6. The use according to claim 2, characterized in that: the CEA svFv is directly fused to the amino terminus of the pIII protein and the eukaryotic expression element ITR-cassette fragment is inserted between the phagemid vector pUC57-LS7 origin of replication and the packaging sequence.

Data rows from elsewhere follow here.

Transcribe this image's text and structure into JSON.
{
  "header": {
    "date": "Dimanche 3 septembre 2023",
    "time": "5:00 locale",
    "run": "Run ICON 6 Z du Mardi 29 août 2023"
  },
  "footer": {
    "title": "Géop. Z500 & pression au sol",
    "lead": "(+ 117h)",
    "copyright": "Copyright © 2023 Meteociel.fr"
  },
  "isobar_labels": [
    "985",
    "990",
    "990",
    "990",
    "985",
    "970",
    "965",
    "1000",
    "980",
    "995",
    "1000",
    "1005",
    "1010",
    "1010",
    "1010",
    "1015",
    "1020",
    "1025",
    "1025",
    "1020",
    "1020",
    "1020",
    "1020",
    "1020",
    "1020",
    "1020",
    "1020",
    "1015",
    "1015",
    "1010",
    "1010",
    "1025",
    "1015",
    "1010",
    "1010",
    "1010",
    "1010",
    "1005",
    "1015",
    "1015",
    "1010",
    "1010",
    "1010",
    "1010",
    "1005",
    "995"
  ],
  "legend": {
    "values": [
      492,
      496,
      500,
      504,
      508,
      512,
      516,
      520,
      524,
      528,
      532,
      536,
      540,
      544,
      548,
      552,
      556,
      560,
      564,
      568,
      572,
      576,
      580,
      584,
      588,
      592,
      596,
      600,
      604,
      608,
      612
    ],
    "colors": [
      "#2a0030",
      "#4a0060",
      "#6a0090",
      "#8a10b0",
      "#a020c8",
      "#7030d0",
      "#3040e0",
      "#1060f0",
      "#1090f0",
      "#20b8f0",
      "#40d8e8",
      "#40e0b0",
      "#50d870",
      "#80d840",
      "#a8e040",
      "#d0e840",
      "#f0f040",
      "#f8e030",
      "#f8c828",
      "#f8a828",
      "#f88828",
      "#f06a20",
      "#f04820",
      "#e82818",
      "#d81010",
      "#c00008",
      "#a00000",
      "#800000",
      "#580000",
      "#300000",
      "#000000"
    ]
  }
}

7. A construction method of CEA protein capable of recognizing tumor surface and short chain phagemid expressing 3C protein is characterized in that: the method comprises the following steps:

8. The method according to claim 7, wherein: the primer 1 is a single-stranded DNA molecule shown as SEQ ID NO. 2; the primer 2 is a single-stranded DNA molecule shown as SEQ ID NO. 3; the primer 3 is a single-stranded DNA molecule shown as SEQ ID NO. 4; the primer 4 is a single-stranded DNA molecule shown as SEQ ID NO. 5.

9. A method for targeting and oncolytic bifunctional short chain phagemid construction, characterized by: the method comprises the following steps:

10. A short chain phagemid prepared by the method of claim 9.